The lower sales are an industry wide situation, and the trend for the sector remains positive for the next decade. Tenderhut has been profitable consistently in the past and management has a clear plan to return to profitability. Tenderhut has had 10% net margins in the past years, similar to competitors. I don’t expect them to recover those margins this year. Recovering last year sales, with a 6% margin would put the company at about P/E 10, recovering 10% margins would mean P/E 5.5.
The company lost A LOT of money from impairments.
When I first assessed the company EV, I subtracted the value of the consolidated subsidiaries, which did not contribute to the main business, still lose money and would be spun off from the main company, as stated by management. To do this I make these assumptions.
I took the PLN 45M from last investment rounds and took a 50% discount. About 22.5M value for the subsidiaries, assuming ‘21 and early ‘22 valuations were somewhat bubbly inflated. From what it came next, seems that I was overly optimistic, as the entire value of the subsidiaries assets was impaired when they entered into assets held for sale. That value on the balance sheet was about PLN 11M and this would mean that in Q1 and Q2 ‘23 the subsidiaries had been sold by nothing.
That’s pretty bad. More if then you see that they have been sold to management. The words financial shenanigans come again to my mind. This is fortunately not what happened.
Tenderhut has sold the majority of its stake in Holo4med, Holo4Labs and Zonifero to management. It is true that the company has received 0 cash for the transaction, as it has taken place as a put option, with PLN 45.9M upside potential for Tenderhut.
After the transaction, the subsidiaries took a capital raise (as they are still losing money). Management took place on it with their own money, Tenderhut converted debt from the subsidiaries in equity, keeping the stake at just under 20% (the limit to consolidate them on the balance sheet).

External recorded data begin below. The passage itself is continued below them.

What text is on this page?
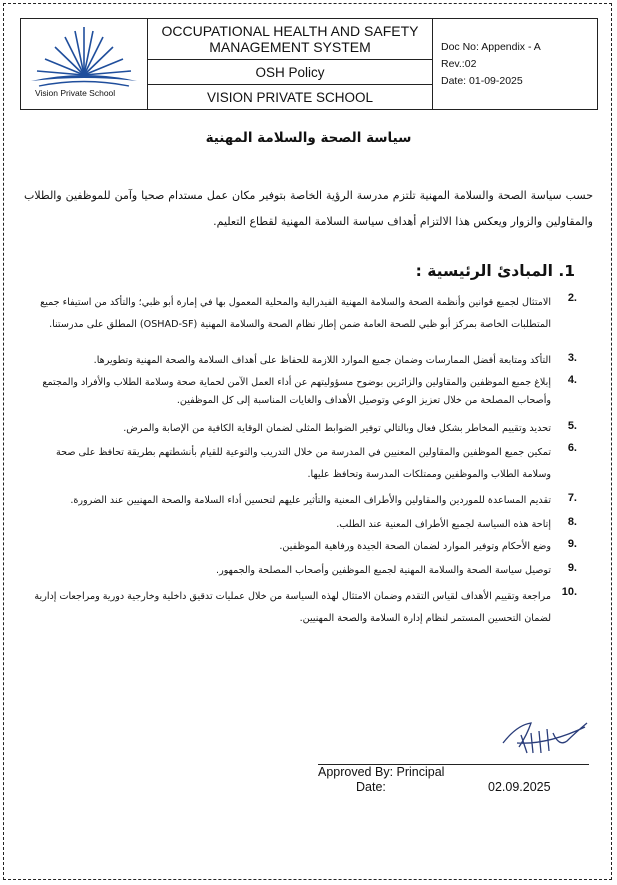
Vision Private School
	OCCUPATIONAL HEALTH AND SAFETY MANAGEMENT SYSTEM	Doc No: Appendix - A
Rev.:02
Date: 01-09-2025

OSH Policy
VISION PRIVATE SCHOOL
سياسة الصحة والسلامة المهنية
حسب سياسة الصحة والسلامة المهنية تلتزم مدرسة الرؤية الخاصة بتوفير مكان عمل مستدام صحيا وآمن للموظفين والطلاب والمقاولين والزوار ويعكس هذا الالتزام أهداف سياسة السلامة المهنية لقطاع التعليم.
1. المبادئ الرئيسية :
2.
الامتثال لجميع قوانين وأنظمة الصحة والسلامة المهنية الفيدرالية والمحلية المعمول بها في إمارة أبو ظبي؛ والتأكد من استيفاء جميع المتطلبات الخاصة بمركز أبو ظبي للصحة العامة ضمن إطار نظام الصحة والسلامة المهنية (OSHAD-SF) المطلق على مدرستنا.
3.
التأكد ومتابعة أفضل الممارسات وضمان جميع الموارد اللازمة للحفاظ على أهداف السلامة والصحة المهنية وتطويرها.
4.
إبلاغ جميع الموظفين والمقاولين والزائرين بوضوح مسؤوليتهم عن أداء العمل الآمن لحماية صحة وسلامة الطلاب والأفراد والمجتمع وأصحاب المصلحة من خلال تعزيز الوعي وتوصيل الأهداف والغايات المناسبة إلى كل الموظفين.
5.
تحديد وتقييم المخاطر بشكل فعال وبالتالي توفير الضوابط المثلى لضمان الوقاية الكافية من الإصابة والمرض.
6.
تمكين جميع الموظفين والمقاولين المعنيين في المدرسة من خلال التدريب والتوعية للقيام بأنشطتهم بطريقة تحافظ على صحة وسلامة الطلاب والموظفين وممتلكات المدرسة وتحافظ عليها.
7.
تقديم المساعدة للموردين والمقاولين والأطراف المعنية والتأثير عليهم لتحسين أداء السلامة والصحة المهنيين عند الضرورة.
8.
إتاحة هذه السياسة لجميع الأطراف المعنية عند الطلب.
9.
وضع الأحكام وتوفير الموارد لضمان الصحة الجيدة ورفاهية الموظفين.
9.
توصيل سياسة الصحة والسلامة المهنية لجميع الموظفين وأصحاب المصلحة والجمهور.
10.
مراجعة وتقييم الأهداف لقياس التقدم وضمان الامتثال لهذه السياسة من خلال عمليات تدقيق داخلية وخارجية دورية ومراجعات إدارية لضمان التحسين المستمر لنظام إدارة السلامة والصحة المهنيين.
Approved By: Principal
Date:	02.09.2025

Management acquired 470k shares in Holo4Med (PLN 2M) and 120k shares in Zonifero (PLN 1.7M). This is a substantial amount for them. So while I wouldn’t be able to bet on the value of the subsidiaries, I would bet they think they are worth well over the put options strike.
From management comments on this the VC market is dead in Poland, with -85% investment this year. With this sale to management, they expect to make the companies leaner, align the directives and keep growing until situation is more favorable for a capital raise. Zonifero is on the edge of profitability already.
My take on the situation
We probably won’t be getting 0 for the subsidiaries in the future, the put option upside is more than the current market cap (and this is excluding the current 15%-18% stake of Tenderhut in the subsidiaries) so even if we get 30% of the put option value for the entire of the stake, this would mean the company is trading at an EV of around PLN 20M, selling PLN 60-70M a year in a sector paying at least over 1x sales.
I will keep my stake for now and see how the cost reduction performs, profitability will be the main catalyst for recovery, the put option is a hidden value that will hopefully materialize in the following years, being by a sale or a capital raise at higher valuations.
And that’s a wrap for today! Hope you enjoyed.
See you in the next edition of Micro Caps in 10 minutes.